Diversification: Your portfolio appears to be well-diversified across different fund categories, which is commendable. Diversification helps spread risk and potentially enhance returns over the long term.
Performance Evaluation: Evaluate the performance of each fund in your portfolio relative to its benchmark and peer group. Ensure that the funds are consistently meeting your expectations and delivering satisfactory returns.
Fund Manager Track Record: Assess the track record and expertise of the fund managers managing your investments. Consistent and experienced fund management can significantly influence the performance of mutual fund schemes.
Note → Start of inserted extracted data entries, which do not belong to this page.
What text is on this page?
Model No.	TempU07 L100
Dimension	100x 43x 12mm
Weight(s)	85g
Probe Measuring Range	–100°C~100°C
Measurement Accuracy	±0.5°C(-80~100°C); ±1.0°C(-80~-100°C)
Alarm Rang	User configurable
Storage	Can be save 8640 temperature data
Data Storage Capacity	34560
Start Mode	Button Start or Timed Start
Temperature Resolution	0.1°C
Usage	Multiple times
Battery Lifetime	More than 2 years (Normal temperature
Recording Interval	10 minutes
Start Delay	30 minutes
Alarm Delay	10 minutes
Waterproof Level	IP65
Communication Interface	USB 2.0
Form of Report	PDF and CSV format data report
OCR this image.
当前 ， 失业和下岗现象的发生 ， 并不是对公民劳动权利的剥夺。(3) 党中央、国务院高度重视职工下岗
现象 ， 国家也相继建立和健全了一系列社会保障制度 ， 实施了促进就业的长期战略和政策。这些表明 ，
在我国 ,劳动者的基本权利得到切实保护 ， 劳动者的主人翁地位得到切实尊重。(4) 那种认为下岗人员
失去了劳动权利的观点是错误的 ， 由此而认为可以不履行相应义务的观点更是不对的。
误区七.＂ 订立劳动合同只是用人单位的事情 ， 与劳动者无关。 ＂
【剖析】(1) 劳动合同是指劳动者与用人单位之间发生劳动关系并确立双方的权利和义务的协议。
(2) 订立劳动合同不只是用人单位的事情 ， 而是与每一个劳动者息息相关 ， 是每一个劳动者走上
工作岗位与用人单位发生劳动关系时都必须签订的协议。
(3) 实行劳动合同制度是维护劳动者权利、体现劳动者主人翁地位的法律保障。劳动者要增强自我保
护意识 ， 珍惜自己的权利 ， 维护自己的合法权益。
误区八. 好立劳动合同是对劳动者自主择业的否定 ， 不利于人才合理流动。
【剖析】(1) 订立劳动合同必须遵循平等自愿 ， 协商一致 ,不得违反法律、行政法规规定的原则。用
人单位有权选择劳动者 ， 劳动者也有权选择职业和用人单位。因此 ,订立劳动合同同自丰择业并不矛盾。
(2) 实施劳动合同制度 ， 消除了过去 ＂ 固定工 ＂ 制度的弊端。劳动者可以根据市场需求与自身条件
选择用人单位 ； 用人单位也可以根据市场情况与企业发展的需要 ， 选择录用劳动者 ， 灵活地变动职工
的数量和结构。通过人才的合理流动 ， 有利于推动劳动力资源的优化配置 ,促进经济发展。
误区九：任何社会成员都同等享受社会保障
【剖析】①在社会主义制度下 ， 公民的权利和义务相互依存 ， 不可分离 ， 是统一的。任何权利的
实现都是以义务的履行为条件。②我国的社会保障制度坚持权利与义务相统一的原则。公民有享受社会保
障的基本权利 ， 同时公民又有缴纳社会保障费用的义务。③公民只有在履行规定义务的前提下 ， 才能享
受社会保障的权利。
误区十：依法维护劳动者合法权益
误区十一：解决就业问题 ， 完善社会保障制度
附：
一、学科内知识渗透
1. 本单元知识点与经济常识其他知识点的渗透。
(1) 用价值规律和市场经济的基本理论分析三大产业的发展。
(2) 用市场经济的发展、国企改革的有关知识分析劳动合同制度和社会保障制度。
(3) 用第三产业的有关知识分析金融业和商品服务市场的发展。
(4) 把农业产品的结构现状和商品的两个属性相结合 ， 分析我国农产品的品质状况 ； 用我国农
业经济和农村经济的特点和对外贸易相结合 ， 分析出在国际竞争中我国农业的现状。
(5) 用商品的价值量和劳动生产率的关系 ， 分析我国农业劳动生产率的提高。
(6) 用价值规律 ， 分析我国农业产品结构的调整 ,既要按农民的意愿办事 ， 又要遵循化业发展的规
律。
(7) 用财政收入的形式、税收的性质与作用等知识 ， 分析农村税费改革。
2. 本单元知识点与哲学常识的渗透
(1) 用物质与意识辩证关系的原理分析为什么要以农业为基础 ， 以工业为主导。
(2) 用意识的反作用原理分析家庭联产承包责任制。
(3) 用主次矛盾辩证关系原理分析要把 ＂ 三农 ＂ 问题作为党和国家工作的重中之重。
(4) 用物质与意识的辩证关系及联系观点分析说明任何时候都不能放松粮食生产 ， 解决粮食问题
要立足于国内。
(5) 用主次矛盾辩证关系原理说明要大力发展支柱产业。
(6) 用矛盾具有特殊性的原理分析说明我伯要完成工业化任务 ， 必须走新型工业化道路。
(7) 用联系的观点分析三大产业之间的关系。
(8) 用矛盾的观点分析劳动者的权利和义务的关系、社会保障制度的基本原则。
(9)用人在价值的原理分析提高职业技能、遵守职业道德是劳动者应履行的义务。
Expense Ratio: Keep an eye on the expense ratio of your funds, as lower expenses can directly impact your returns over time. Direct plans typically have lower expense ratios compared to regular plans, allowing you to maximize your investment returns.
Market Conditions: Stay attuned to prevailing market conditions and economic trends that may impact the performance of your investments. Consider consulting with a Certified Financial Planner for personalized advice based on the current market scenario.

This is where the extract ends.